"More than I do about farming," he answered. "The show I was with carried its own shop, and now and then I used to work in it as an assistant. If you will let me, the first rainy day that comes I'll sharpen all the tools."

"Oh, can you—will you?" she cried. "That would be splendid. But if it gets out the neighbors will bore you to death with requests for this or that. You couldn't shoe a horse, could you?"

"Oh yes. That is simple enough," he replied, indifferently. "The big draft-horses we used had to be double shod, and I learned how to do it."

At the door of the shop they parted. Charles went back to the cotton-field and resumed his work there. All the afternoon he toiled. Digging the mellow soil and cutting down the succulent weeds and crab-grass was a fascinating pastime rather than a disagreeable task. The sun sank behind the hills. The dusk fell over the land. Presently he looked up and saw Mary at the end of the row which he was finishing.

"This won't do," she chided him. "In a little while it will be too dark. Didn't you hear the bell?"

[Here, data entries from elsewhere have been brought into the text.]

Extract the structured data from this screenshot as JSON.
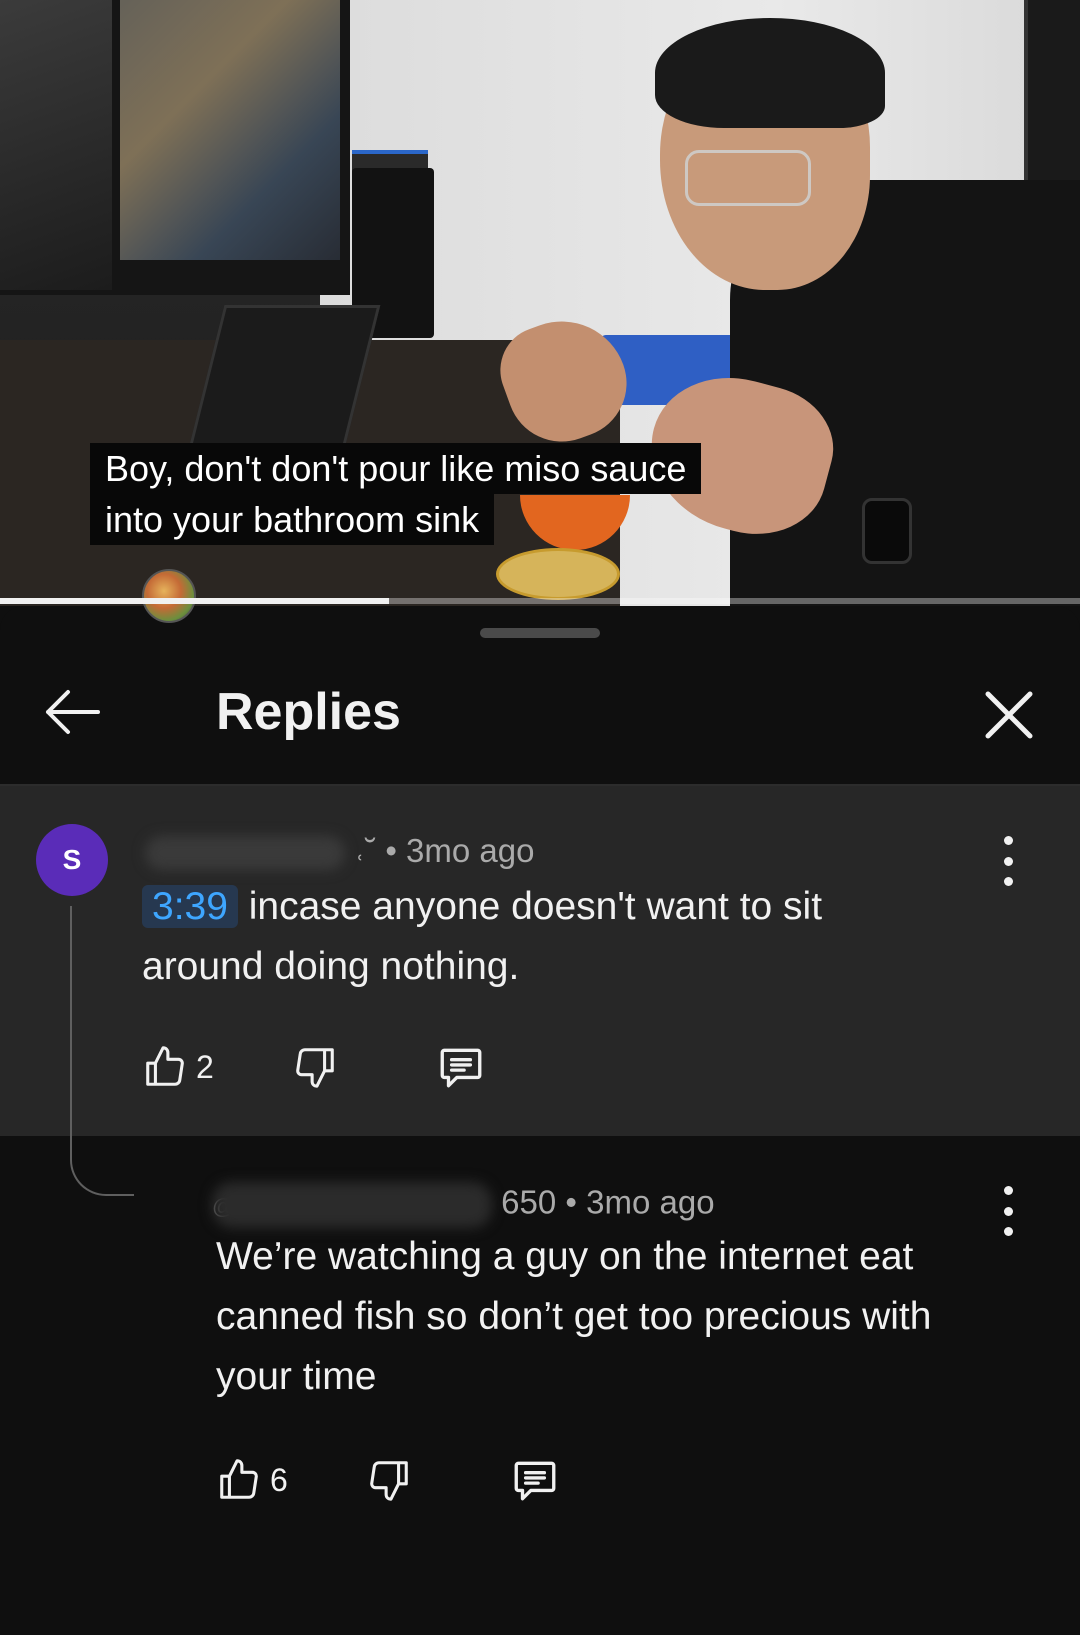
{
  "video": {
    "caption_line1": "Boy, don't don't pour like miso sauce",
    "caption_line2": "into your bathroom sink",
    "progress_fraction": 0.36
  },
  "panel": {
    "title": "Replies"
  },
  "parent_comment": {
    "avatar_letter": "S",
    "author_tail": "˓˘",
    "meta": "• 3mo ago",
    "timestamp": "3:39",
    "text_after_timestamp": " incase anyone doesn't want to sit",
    "text_line2": "around doing nothing.",
    "likes": "2"
  },
  "reply_comment": {
    "author_prefix": "@",
    "author_tail": "650",
    "meta": "• 3mo ago",
    "text": "We’re watching a guy on the internet eat canned fish so don’t get too precious with your time",
    "likes": "6"
  },
  "icons": {
    "back": "arrow-left-icon",
    "close": "close-icon",
    "like": "thumbs-up-icon",
    "dislike": "thumbs-down-icon",
    "reply": "comment-icon",
    "more": "more-vertical-icon"
  },
  "colors": {
    "timestamp_link": "#3ea6ff",
    "timestamp_bg": "#263850",
    "avatar": "#5a2cb8",
    "panel_bg": "#0f0f0f",
    "highlight_bg": "#272727"
  }
}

He had not, and he stared at her, abashed.

"Well, come on," she said, sweetly. "Aunt Zilla is not angry. It is such an odd thing to see a man willing to work that she was laughing over it. I think she likes you already, and it is queer, for she does not take to strangers readily. She is a close observer and she says that you have a sad, lonely look about the eyes. I didn't agree with her, for you seem very cheerful to me. You are not—not homesick, or—or anything of that sort, are you, Mr. Brown?"

"I think not at all," he answered. "How could I be homesick, for I have no home?"

"Then Aunt Zilla may be right," Mary observed, quietly. "You may be sad because you have no home; perhaps that is what she reads in your face. Now that I come to think of it, you do seem to look lonely and isolated. Somehow I can't imagine your being contented here with us. You are so different, somehow, from our young men. I don't know in what way, particularly, but you are different, and so I am actually afraid that you will decide to—to go somewhere else. If you do, Mr. Brown, don't let anything I have said about—about needing your help stop you."

They were on the path approaching the house; he paused suddenly, and they faced each other. "I wish I could remove those ideas from your mind for good and all, Miss Rowland," he said, almost huskily, in his earnestness. "It is the second time you have mentioned the subject and I want you to understand the truth. My life for the last year has been one of restless torment. I gave up traveling with the circus to settle down on a farm. Something told me I would like it, but nothing told me that I would find work with such kind persons as you and your father. The truth is, I am so contented here that I am afraid"—he was laughing now—"that I shall wake up and find myself in that rumbling freight-train again, with canvas to unload, ropes to stretch, and stakes to drive."